I giovani scelgono le aziende che investono nella formazione

di Robert Hassan

Assenza di una prospettiva di carriera, lavoro poco stimolante e clima aziendale negativo. Queste le cause che portano un dipendente ad abbandonare il proprio posto di lavoro, secondo un’analisi di Glickon, azienda italiana che si occupa di people experience e analytics dedicate alle HR e al management. Tra le altre cause rientrano: la prossimità della scadenza del contratto, il bisogno di lavorare maggiormente in team e la scarsa autonomia e flessibilità. L’indagine è stata condotta su un campione di oltre 6.000 intervistati.

Tra le varie professionalità intervistate da Glickon, sono le persone che si occupano di Scienze Umane e Comunicazione a indicare come priorità il far parte di un ambiente stimolante dal punto di vista lavorativo (30,1% degli intervistati). Seguono coloro che si occupano di Management (23,6%), Ingegneria (19,4%) e Informatica (18,1%).

Per le figure junior, con meno di 5 anni di esperienza, fondamentali per scegliere un’azienda sono anche l’investimento in formazione (14,4% del campione), la sensazione che il lavoro sia sfidante (13,9%) e le opportunità di carriera (13%). Cambiano le priorità invece delle figure senior, che dopo la cultura aziendale, quando si tratta di scegliere una nuova azienda, ricercano soprattutto un buon equilibrio tra lavoro e vita privata (13,6%), la possibilità di avere un ruolo che ha impatto diretto sui risultati aziendali (12,3%) e nuove sfide lavorative (11%).

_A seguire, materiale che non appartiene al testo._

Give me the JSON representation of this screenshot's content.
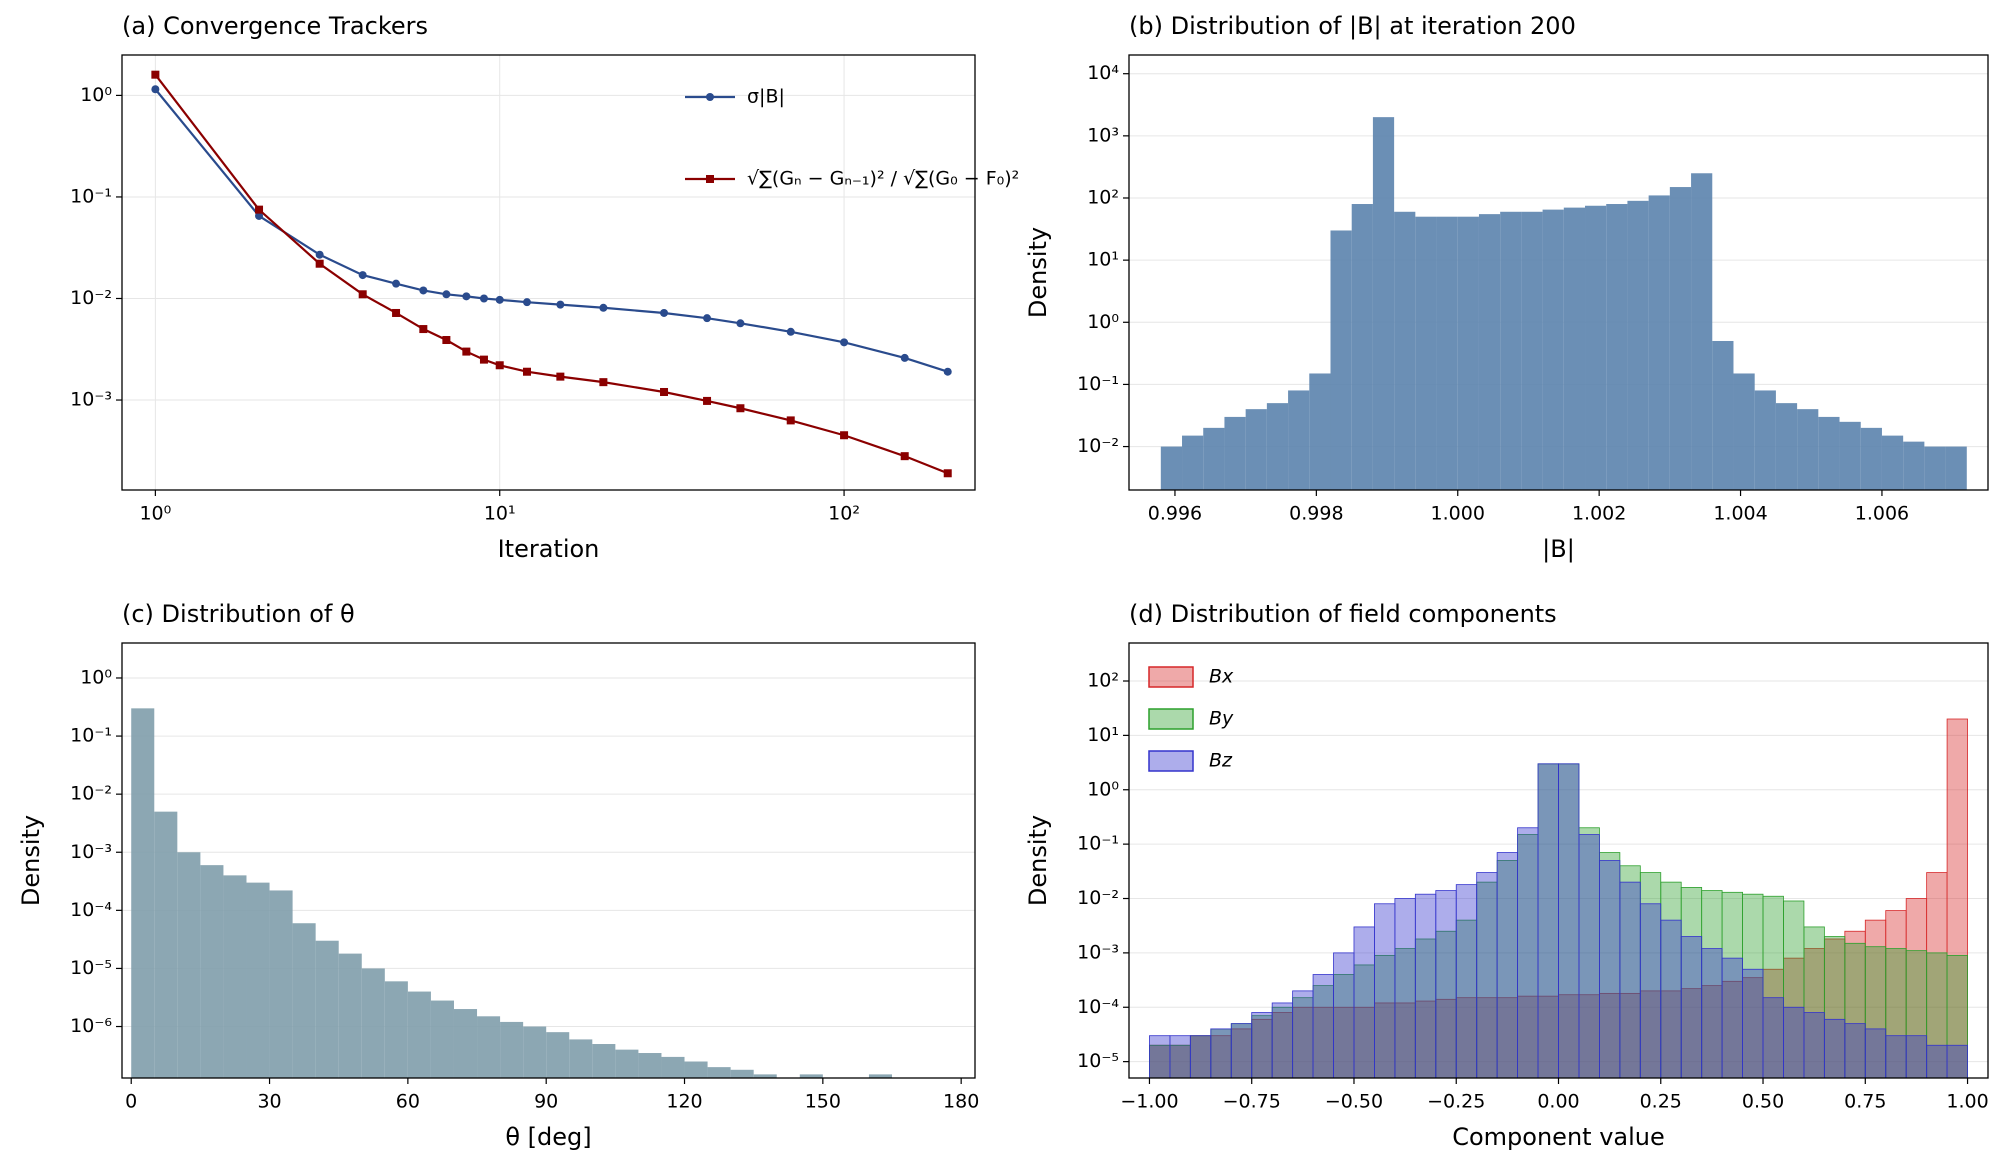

L’incremento dello smart working dell’ultimo anno ha reso la vicinanza alla propria abitazione un fattore determinante per meno dello 0,5% degli intervistati. Ai giovani interessano poco anche la stabilità e la sicurezza del lavoro e la flessibilità nella gestione delle modalità di lavoro e tempo, rispettivamente scelte dallo 0,86% e 0,92% degli intervistati. Tra le figure senior risulta invece non determinante la mission aziendale caratterizzata da uno scopo virtuoso, indicato come prioritaria durante la scelta solamente dall’1%.